Auf die Frage, wer während der Krise am STF korrekt handelt, geben 37% der Befragten an, dass Minister André Mendonça richtig handelt, während nur 16% diese Position Minister Alexandre de Moraes zuschreiben. Diese Unterstützung für Mendonça zeigt sich sowohl unter Katholiken als auch unter Evangelikalen. Weitere 20% glauben, dass keiner der beiden korrekt handelt.
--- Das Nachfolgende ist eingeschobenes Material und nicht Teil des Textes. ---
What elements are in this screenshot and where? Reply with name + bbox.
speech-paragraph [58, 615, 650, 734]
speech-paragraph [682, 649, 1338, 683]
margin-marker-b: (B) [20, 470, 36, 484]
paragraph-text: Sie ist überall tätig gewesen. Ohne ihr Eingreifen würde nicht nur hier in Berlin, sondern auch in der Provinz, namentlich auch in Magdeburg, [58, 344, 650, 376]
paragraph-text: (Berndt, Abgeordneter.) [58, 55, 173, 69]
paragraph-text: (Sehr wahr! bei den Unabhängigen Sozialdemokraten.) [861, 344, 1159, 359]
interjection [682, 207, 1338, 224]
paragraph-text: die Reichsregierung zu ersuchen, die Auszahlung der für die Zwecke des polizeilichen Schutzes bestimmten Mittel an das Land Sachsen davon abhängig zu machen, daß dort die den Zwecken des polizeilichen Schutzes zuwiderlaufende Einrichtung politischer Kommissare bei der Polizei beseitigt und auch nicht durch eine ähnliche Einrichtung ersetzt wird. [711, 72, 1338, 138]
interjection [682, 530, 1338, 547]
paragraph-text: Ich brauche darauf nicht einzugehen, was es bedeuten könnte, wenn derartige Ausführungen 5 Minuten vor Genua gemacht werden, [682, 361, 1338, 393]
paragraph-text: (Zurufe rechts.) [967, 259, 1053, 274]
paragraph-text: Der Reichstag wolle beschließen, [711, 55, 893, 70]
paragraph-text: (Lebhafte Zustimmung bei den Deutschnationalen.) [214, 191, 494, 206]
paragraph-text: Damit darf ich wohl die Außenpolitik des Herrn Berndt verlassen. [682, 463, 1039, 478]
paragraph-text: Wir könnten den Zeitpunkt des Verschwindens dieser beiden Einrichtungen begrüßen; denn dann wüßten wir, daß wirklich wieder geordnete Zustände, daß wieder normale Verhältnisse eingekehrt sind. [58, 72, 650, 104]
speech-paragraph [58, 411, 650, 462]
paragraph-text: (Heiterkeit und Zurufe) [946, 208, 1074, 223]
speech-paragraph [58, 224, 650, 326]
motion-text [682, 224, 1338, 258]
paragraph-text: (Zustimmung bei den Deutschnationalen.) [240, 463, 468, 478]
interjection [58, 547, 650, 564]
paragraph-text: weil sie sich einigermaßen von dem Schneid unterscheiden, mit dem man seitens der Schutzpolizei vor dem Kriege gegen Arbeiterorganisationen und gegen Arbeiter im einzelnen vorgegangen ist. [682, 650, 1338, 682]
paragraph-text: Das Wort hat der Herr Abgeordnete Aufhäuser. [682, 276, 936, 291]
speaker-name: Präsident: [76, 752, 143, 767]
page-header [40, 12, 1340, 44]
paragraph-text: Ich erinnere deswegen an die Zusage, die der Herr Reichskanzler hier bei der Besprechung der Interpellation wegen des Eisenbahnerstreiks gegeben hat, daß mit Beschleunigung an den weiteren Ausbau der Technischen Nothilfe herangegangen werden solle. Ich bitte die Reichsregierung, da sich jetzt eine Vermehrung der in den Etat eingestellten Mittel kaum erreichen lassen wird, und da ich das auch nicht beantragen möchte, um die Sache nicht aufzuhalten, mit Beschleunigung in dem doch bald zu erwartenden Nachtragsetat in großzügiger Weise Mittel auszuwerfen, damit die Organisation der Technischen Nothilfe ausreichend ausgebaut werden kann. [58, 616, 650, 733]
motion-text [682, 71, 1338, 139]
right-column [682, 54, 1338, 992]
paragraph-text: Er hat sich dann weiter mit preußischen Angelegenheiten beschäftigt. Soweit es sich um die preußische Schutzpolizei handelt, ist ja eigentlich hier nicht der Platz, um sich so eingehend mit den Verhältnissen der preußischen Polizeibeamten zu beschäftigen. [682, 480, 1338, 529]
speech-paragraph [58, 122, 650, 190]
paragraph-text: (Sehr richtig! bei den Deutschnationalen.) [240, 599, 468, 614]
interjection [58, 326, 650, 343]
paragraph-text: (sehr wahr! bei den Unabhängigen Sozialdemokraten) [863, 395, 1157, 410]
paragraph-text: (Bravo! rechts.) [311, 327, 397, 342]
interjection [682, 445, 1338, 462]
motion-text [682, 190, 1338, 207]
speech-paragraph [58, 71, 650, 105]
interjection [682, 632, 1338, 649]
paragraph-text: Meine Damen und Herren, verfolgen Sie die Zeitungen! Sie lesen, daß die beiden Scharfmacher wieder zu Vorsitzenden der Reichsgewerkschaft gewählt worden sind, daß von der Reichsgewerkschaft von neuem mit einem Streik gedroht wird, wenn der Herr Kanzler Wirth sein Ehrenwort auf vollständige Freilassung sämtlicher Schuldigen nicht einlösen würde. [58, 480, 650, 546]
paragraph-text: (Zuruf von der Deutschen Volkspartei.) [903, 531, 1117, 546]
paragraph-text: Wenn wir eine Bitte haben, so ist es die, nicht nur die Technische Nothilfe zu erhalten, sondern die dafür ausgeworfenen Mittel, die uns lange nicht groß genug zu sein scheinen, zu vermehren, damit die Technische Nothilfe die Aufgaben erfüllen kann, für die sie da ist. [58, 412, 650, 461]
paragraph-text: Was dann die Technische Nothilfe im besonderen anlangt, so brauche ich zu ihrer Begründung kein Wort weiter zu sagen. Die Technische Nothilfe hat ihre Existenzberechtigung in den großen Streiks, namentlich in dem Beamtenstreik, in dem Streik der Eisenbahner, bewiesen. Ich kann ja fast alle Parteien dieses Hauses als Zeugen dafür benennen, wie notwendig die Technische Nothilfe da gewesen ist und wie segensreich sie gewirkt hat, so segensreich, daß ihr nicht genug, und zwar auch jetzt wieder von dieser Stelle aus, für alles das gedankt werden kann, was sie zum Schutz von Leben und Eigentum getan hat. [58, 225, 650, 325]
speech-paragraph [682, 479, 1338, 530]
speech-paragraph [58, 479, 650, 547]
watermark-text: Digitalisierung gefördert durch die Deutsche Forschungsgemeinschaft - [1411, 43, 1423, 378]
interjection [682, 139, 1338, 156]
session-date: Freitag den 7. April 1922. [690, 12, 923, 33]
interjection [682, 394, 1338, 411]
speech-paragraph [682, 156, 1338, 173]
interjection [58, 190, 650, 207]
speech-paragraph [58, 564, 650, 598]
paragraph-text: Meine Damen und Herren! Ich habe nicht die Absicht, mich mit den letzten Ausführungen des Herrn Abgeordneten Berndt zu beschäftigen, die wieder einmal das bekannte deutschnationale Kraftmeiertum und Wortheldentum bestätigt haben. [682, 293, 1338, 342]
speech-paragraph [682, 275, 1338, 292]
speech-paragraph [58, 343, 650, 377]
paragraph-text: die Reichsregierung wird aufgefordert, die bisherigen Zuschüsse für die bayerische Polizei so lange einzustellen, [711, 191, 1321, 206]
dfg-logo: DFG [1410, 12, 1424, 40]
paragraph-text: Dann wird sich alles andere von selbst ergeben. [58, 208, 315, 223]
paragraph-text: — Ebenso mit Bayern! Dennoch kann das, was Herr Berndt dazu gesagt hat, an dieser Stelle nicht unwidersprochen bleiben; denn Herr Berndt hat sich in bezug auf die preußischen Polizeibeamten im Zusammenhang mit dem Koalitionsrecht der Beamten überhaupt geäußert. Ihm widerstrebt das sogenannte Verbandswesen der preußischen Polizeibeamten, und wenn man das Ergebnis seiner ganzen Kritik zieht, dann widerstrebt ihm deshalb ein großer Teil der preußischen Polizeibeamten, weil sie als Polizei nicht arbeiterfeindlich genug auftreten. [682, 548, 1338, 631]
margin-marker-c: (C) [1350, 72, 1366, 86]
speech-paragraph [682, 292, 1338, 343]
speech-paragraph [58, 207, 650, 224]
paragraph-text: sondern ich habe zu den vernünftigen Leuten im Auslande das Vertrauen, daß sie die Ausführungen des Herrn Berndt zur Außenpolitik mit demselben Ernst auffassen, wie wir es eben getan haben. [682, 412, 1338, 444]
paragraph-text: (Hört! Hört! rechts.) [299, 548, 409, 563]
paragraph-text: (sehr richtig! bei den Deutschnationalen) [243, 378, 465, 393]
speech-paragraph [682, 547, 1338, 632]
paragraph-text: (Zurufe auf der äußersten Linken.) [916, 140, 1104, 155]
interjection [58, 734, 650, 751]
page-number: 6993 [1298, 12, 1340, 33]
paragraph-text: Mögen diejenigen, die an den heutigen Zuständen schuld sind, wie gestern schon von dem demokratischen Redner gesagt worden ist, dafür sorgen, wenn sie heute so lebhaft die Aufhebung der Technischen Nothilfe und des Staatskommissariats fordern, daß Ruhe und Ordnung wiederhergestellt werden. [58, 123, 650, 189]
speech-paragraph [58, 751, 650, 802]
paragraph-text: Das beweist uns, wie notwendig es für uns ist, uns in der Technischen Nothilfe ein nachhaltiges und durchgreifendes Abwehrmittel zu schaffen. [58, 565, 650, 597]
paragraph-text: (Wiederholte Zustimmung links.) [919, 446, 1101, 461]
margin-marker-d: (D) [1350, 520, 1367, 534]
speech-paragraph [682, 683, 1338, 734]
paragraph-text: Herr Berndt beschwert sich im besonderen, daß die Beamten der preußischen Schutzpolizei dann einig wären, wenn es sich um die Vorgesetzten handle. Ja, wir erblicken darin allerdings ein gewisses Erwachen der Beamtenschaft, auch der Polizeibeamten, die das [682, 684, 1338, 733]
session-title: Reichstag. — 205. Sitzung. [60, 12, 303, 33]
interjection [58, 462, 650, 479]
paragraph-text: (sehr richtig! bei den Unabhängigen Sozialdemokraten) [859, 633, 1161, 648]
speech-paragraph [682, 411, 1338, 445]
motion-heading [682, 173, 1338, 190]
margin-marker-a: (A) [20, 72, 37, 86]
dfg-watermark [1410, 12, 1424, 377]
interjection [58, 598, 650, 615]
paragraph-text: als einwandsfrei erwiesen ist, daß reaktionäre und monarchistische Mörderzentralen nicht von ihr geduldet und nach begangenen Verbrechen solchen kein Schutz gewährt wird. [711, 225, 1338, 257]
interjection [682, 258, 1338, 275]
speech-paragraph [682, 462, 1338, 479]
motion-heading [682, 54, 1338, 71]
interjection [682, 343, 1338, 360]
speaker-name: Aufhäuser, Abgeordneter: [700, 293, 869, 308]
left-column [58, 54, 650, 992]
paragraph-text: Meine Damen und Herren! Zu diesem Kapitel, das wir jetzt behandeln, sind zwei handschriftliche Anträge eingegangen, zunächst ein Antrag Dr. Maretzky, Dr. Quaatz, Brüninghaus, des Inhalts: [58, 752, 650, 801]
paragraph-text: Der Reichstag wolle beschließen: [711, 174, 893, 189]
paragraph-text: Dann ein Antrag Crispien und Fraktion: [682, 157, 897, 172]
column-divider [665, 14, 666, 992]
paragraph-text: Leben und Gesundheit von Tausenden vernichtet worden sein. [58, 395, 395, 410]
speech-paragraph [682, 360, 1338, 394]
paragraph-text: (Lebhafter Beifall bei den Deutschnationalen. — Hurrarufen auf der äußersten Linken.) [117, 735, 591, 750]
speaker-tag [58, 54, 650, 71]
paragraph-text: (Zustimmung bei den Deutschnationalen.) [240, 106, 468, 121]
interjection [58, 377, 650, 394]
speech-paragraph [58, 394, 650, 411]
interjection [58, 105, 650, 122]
Die Umfrage zeigt auch, dass 67% der Wähler angeben, dass die Krise am STF ihre Stimme nicht beeinflusst, was darauf hindeutet, dass der direkte politische Einfluss begrenzt sein könnte. Allerdings spricht sich eine deutliche Mehrheit von 68% der Befragten für Veränderungen der STF-Regeln aus, einschließlich höherer Anforderungen und eines höheren Mindestalters für die Minister des Gerichtshofs.